The New England Patriots still have a potent offense, even without Tom Brady, but this time the Steelers can counter with a healthy defense.
Last year when the Steelers went to Gillette Stadium, their starting safeties were Anthony Smith and Tyrone Carter, because Troy Polamalu and Ryan Clark were out; LaMarr Woodley was inactive because of injury, and Aaron Smith would leave the game with a torn biceps and miss the rest of the season.
And if there was one area the Patriots exploited more than the others, it was the safeties. Brady threw a 63-yard touchdown pass to Moss and 56 and 32-yard touchdown passes to Jabar Gaffney.
Having Clark and Polamalu healthy and playing well for this game should impact that, but the Steelers defense is far from 100 percent. Brett Keisel is out with a knee injury, and Deshea Townsend will miss another game because of his hamstring. Bryant McFadden has not played since Oct. 19 in Cincinnati because of a broken arm, and he started this week of preparation listed as questionable.
As Coach Mike Tomlin says weekly, injuries are a part of the game and the standard of expectation doesn't change, but that doesn't mean it won't be comforting to have Polamalu and Clark patrolling the deep secondary.
"Ryan, first and foremost, is having a heck of a season for us," said Coach Mike Tomlin. "I don't want to devalue the plays that he makes because he is making quality plays for us and playing good football. The added bonus is that he does a nice job of communicating with others and making sure people are on the same page. He's exhibiting leadership qualities you desire from a guy who stands in the middle of the field.
"Because of those reasons, he's well respected by his teammates and by the coaching staff. At the same time, I don't want to devalue the plays he makes by talking about some of the things he does to help other people out."
Just because the Steelers will have Clark and Polamalu and the Patriots won't have Brady doesn't necessarily equate to a leisurely late afternoon at Gillette Stadium, however. Matt Cassel has been that good.
"It is obvious they have a lot of confidence in what this young man is doing for them," said Tomlin about Cassel. "Yes, they are willing to do whatever it is that they deem necessary to win. He threw it quite a few times last week for over 400 yards. I think that his numbers speak for themselves; he has a 90-plus passer rating. He is showing that he is a player in this league at that position.
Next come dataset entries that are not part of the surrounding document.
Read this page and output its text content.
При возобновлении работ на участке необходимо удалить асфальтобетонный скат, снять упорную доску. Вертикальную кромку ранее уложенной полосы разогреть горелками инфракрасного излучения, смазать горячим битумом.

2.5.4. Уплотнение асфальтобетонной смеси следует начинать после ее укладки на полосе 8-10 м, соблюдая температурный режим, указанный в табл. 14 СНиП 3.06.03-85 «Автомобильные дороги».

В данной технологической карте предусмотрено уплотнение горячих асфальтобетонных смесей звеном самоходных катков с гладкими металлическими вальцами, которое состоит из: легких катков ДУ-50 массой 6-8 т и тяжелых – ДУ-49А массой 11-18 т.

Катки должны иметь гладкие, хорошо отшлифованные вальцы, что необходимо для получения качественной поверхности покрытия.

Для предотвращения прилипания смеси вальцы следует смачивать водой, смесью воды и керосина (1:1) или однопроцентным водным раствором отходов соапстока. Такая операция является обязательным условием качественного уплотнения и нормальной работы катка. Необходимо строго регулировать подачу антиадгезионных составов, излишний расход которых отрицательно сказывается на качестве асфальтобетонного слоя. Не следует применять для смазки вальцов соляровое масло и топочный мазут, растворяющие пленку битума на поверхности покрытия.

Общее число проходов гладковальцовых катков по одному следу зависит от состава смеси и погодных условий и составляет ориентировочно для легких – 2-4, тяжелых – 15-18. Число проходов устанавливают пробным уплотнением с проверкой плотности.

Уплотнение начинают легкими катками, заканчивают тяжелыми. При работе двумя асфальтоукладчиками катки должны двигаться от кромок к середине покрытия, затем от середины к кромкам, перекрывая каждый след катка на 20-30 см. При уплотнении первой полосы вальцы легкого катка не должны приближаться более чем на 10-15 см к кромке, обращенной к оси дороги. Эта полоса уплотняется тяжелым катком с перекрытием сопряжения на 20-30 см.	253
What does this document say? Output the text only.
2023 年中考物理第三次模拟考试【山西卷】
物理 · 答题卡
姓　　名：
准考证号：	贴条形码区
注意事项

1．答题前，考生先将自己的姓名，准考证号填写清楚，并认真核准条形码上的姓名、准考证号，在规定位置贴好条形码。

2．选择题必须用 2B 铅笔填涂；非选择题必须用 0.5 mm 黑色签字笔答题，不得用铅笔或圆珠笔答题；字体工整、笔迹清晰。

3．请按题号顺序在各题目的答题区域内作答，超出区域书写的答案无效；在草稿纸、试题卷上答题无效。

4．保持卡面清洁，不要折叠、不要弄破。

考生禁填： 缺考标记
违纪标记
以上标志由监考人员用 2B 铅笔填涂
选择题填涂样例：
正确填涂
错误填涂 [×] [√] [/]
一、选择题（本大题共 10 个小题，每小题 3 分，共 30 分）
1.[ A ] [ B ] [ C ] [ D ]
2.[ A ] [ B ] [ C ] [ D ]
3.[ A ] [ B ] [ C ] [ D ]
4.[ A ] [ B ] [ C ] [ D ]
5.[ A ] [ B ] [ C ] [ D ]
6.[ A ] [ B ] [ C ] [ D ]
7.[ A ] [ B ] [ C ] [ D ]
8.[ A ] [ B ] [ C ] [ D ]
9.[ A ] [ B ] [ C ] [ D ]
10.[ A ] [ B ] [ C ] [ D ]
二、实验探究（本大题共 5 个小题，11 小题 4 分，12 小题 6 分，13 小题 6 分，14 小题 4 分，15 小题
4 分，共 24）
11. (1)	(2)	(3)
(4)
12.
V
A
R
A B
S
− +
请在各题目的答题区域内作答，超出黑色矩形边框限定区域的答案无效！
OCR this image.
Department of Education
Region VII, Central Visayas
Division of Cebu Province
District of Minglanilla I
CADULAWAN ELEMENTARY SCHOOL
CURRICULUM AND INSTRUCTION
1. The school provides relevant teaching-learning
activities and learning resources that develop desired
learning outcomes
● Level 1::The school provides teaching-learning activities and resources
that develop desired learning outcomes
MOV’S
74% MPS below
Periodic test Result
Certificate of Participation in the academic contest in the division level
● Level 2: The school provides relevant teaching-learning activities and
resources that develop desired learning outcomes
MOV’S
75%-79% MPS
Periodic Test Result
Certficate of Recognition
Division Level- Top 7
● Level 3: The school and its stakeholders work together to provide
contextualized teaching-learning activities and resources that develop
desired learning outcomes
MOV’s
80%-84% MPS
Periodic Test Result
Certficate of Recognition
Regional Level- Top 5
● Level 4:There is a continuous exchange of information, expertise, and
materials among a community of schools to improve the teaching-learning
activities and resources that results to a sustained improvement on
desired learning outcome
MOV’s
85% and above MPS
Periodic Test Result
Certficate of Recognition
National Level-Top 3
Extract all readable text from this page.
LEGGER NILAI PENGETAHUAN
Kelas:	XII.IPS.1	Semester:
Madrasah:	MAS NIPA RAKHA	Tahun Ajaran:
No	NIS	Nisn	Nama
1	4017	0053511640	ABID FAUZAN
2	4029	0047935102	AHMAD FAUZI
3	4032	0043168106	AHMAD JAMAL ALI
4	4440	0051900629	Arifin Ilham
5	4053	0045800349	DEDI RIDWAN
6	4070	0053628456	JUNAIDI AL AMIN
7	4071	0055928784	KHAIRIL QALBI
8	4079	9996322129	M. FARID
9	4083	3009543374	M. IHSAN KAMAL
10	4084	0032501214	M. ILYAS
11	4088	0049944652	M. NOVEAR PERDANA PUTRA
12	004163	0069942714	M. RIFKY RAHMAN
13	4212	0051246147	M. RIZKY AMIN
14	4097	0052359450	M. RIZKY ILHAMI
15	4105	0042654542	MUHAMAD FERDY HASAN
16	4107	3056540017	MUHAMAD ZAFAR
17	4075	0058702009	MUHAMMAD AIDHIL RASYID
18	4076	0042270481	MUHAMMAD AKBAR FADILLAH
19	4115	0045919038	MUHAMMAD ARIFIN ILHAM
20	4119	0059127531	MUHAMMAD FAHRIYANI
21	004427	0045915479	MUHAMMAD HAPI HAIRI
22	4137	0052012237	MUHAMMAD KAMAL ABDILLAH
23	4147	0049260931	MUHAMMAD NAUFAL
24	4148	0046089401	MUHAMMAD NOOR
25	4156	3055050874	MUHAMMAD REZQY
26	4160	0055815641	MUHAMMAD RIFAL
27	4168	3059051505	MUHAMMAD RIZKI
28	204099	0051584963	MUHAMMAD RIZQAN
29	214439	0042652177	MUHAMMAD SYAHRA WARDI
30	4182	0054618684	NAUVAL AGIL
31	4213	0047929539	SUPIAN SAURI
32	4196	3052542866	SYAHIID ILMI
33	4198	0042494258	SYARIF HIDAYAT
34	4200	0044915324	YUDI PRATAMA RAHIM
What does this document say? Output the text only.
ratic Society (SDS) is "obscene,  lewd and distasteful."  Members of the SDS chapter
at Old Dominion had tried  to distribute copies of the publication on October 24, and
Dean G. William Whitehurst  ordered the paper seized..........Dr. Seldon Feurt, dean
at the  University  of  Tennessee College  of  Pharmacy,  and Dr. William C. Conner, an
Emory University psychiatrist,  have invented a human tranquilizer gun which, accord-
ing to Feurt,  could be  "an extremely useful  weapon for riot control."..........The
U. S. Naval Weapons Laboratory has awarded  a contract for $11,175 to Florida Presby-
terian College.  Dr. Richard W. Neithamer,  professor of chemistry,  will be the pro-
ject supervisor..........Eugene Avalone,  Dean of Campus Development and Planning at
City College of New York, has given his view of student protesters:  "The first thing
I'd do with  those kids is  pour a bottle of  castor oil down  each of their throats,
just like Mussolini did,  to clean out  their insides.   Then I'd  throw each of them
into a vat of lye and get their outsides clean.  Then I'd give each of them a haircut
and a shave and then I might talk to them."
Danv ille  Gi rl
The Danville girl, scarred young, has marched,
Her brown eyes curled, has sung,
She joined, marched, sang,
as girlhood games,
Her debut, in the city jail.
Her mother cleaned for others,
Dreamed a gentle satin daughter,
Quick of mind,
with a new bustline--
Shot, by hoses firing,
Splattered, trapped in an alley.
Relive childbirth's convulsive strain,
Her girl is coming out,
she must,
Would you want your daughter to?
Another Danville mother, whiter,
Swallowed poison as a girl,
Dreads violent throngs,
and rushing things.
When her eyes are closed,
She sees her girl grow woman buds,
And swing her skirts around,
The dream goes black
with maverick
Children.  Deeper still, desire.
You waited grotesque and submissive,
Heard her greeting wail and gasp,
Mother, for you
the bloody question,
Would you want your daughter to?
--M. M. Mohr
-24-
It is a good thing for them."
Cassel's play has been a surprise to most everyone, because he has not been a full-time starter since high school. He was a backup at USC behind Carson Palmer and then Matt Leinart, and then he was drafted by a team that had Tom Brady as its starter. But for a guy who completed only 59 passes since graduating from Chatsworth High School, Cassel has more than held up his end as Brady's replacement.
"He is surprisingly mobile," said Tomlin. "You have seen the highlights all year and you know that he can make any of the throws on the field. You know that he's doing a nice job of communicating and running their offense. The added element he brings is the ability to buy time and create as pockets collapse. He was their leading rusher vs. the Jets; he has almost 200 yards rushing on the season. He's a big reason why they are seventh in the league in rushing. His ability to escape is an issue, an issue that you do not historically have to deal with when you prepare to play New England."